Abbiamo già scritto che abbiamo il massimo rispetto e comprensione per chi è restio a farsi vaccinare (anche se sbaglia e rischia di contagiare, in nome dei cosiddetti «diritti negativi» oltre che sé stesso, anche le altre persone) ma ricorrere alla violenza e alle minacce, incubare - nascondendosi dietro la tastiera o lo smartphone - l’odio e la violenza, è inaccettabile. Soprattutto se si pensa che è anche per colpa di questa gente se non abbiamo ancora raggiunto l’immunità di gregge e che ieri ci sono stati 75 morti e si sono registrati centinaia di pazienti in terapia intensiva, in gran parte «no vax» pentiti. E provare a pentirsi prima di finire sotto un casco dell’ossigeno?

È incredibile che dopo 130 mila morti di Covid ci sia gente che finisce in piazza per manifestare contro le misure di sicurezza (il green pass non è altro che questo) e contro i vaccini, l’unica arma che funziona contro la pandemia, in nome di un malinteso senso di libertà. E per di più con una buona dose di violenza repressa, come si è visto nei giorni scorsi: giornalisti malmenati perché portavano la mascherina, medici inseguiti e stalkerizzati, come il virologo Matteo Bassetti, con la Rete che diffondeva il suo numero di cellulare per partecipare alla grande festa dei vigliacchi che minacciano anonimamente e invitano a commettere reati. «Un altro infame da giustiziare»; «È necessario il piombo»; «Devi crepare»; «Giornalista terrorista, ti spacco la testa». Uno sciame di intolleranza e violenza inaccettabili percorre il mondo virtuale della Rete pronto a divenire reale. Ci sono «chat» che sono diventate vere e proprie associazioni a delinquere, come ha spiegato il professor Walter Ricciardi, che soffiano sul fuoco della tensione per appiccare un bel fuoco alla grande festa dell’irrazionalità e della frustrazione. Dietro al paravento della lotta alla «dittatura» e al «passaporto della schiavitù». Come se non sapessero che solo il vaccino restituisce la libertà perduta perché solo il vaccino ci permette di essere immuni al virus. Non c’è nulla di nuovo sotto il sole: chi è violento e cerca di prevaricare cerca innanzitutto di rovesciare la frittata (come i fascisti «no vax» che tuonano contro la «dittatura». Ma come, proprio loro? Dovrebbero esser contenti di un nuovo Mussolini in verde!).

Di fronte a tutto questo ci sarebbe da chiedersi chi ha fallito (forse tutti noi), come è stato possibile che una folla che sembra uscita dal Medio Evo (non il Medio Evo di Dante e Boccaccio, ma quello della caccia alle streghe, delle torture crudeli e delle credenze popolari, dei maghi e dei cerretani) abbia potuto popolare le piazze d’Italia.

Oggi assisteremo alla replica di questa follia, sperando che non ci scappi il morto (ma il morto poi inevitabilmente ci scapperà perché è tutta gente che non usa la mascherina e chissà quanti si infetteranno).
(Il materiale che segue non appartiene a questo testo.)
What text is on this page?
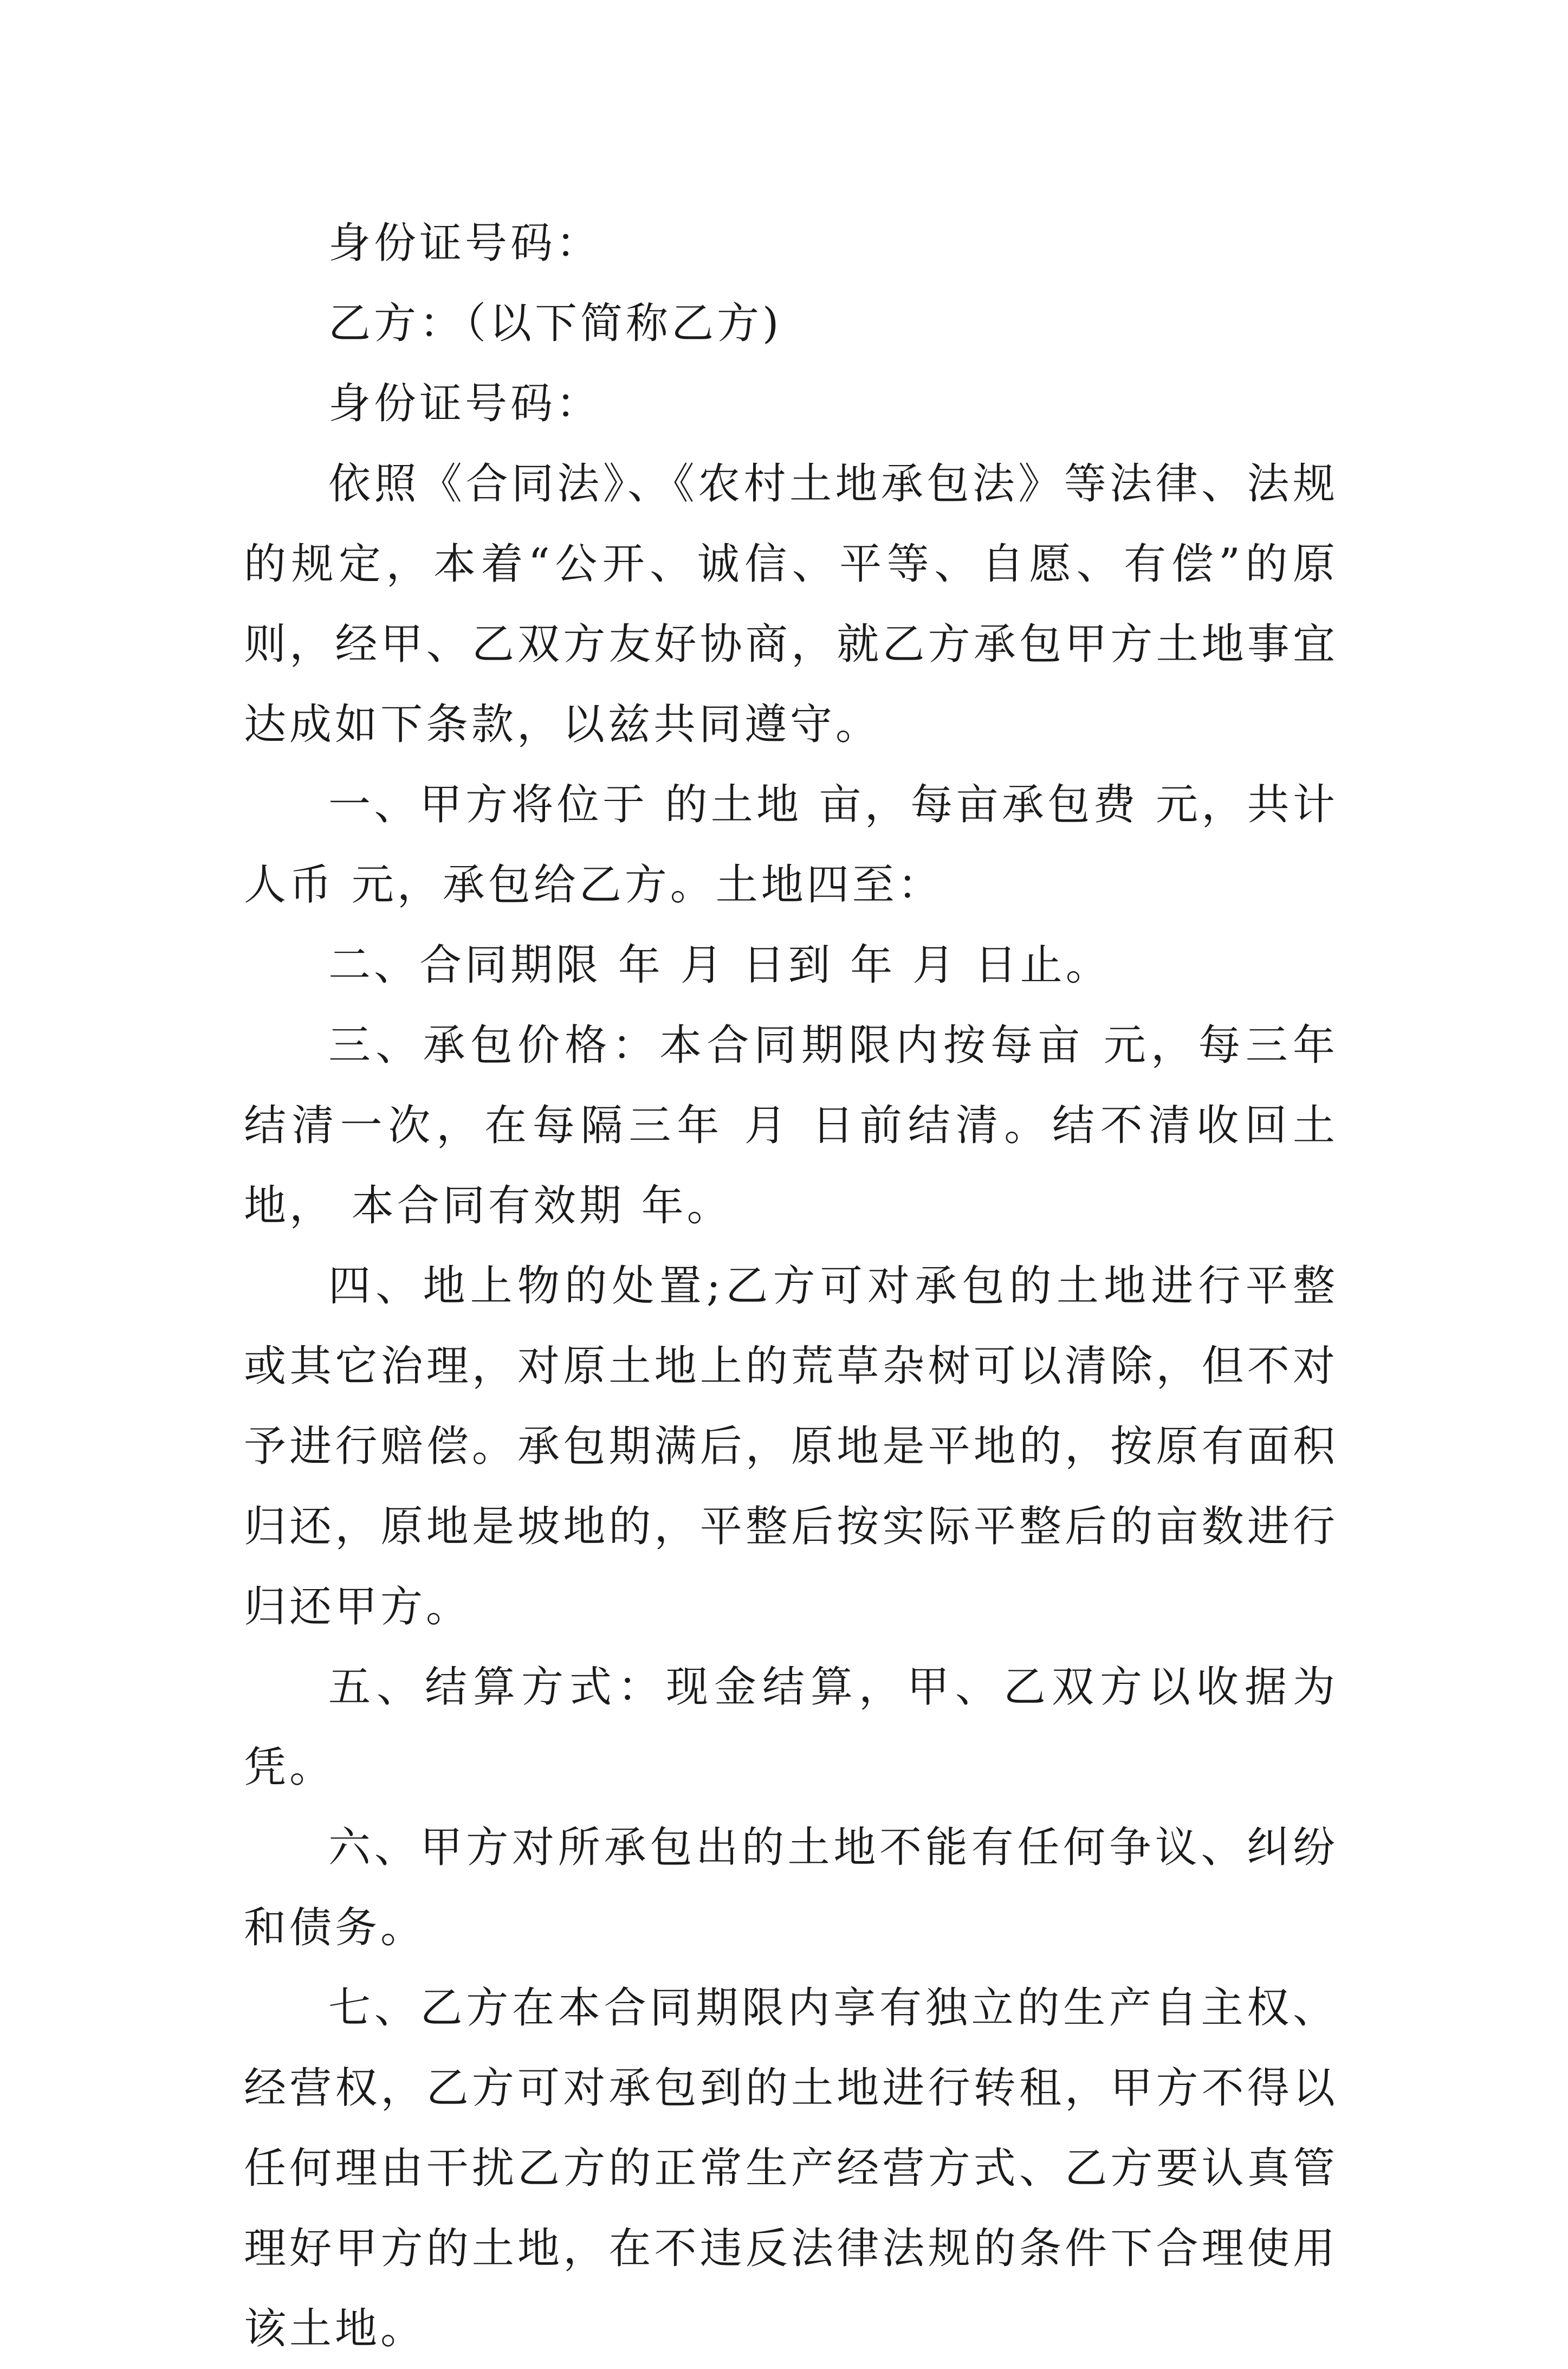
身份证号码：

乙方：（以下简称乙方)

身份证号码：

依照《合同法》、《农村土地承包法》等法律、法规的规定，本着“公开、诚信、平等、自愿、有偿”的原则，经甲、乙双方友好协商，就乙方承包甲方土地事宜达成如下条款，以兹共同遵守。

一、甲方将位于 的土地 亩，每亩承包费 元，共计人币 元，承包给乙方。土地四至：

二、合同期限 年 月 日到 年 月 日止。

三、承包价格：本合同期限内按每亩 元，每三年结清一次，在每隔三年 月 日前结清。结不清收回土地， 本合同有效期 年。

四、地上物的处置;乙方可对承包的土地进行平整或其它治理，对原土地上的荒草杂树可以清除，但不对予进行赔偿。承包期满后，原地是平地的，按原有面积归还，原地是坡地的，平整后按实际平整后的亩数进行归还甲方。

五、结算方式：现金结算，甲、乙双方以收据为凭。

六、甲方对所承包出的土地不能有任何争议、纠纷和债务。

七、乙方在本合同期限内享有独立的生产自主权、经营权，乙方可对承包到的土地进行转租，甲方不得以任何理由干扰乙方的正常生产经营方式、乙方要认真管理好甲方的土地，在不违反法律法规的条件下合理使用该土地。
Ai «no vax» che cercano solo risposte, nutriti forse da timore e disinformazione e non violenza o rabbia repressa, l’invito a starsene a casa e a trattare questi poveri cristi come si tratta un virus: isolandoli e prendendo le distanze, sperando che anche questi si ricredano e facciano meno danni possibile. Solo così – stando a casa – ci salveremo tutti, anche da un punto di vista morale.

Bergamo, la prima città colpita dalla pandemia e che ha pagato un contributo di vite umane inaccettabile, non merita manifestazioni di questo tipo.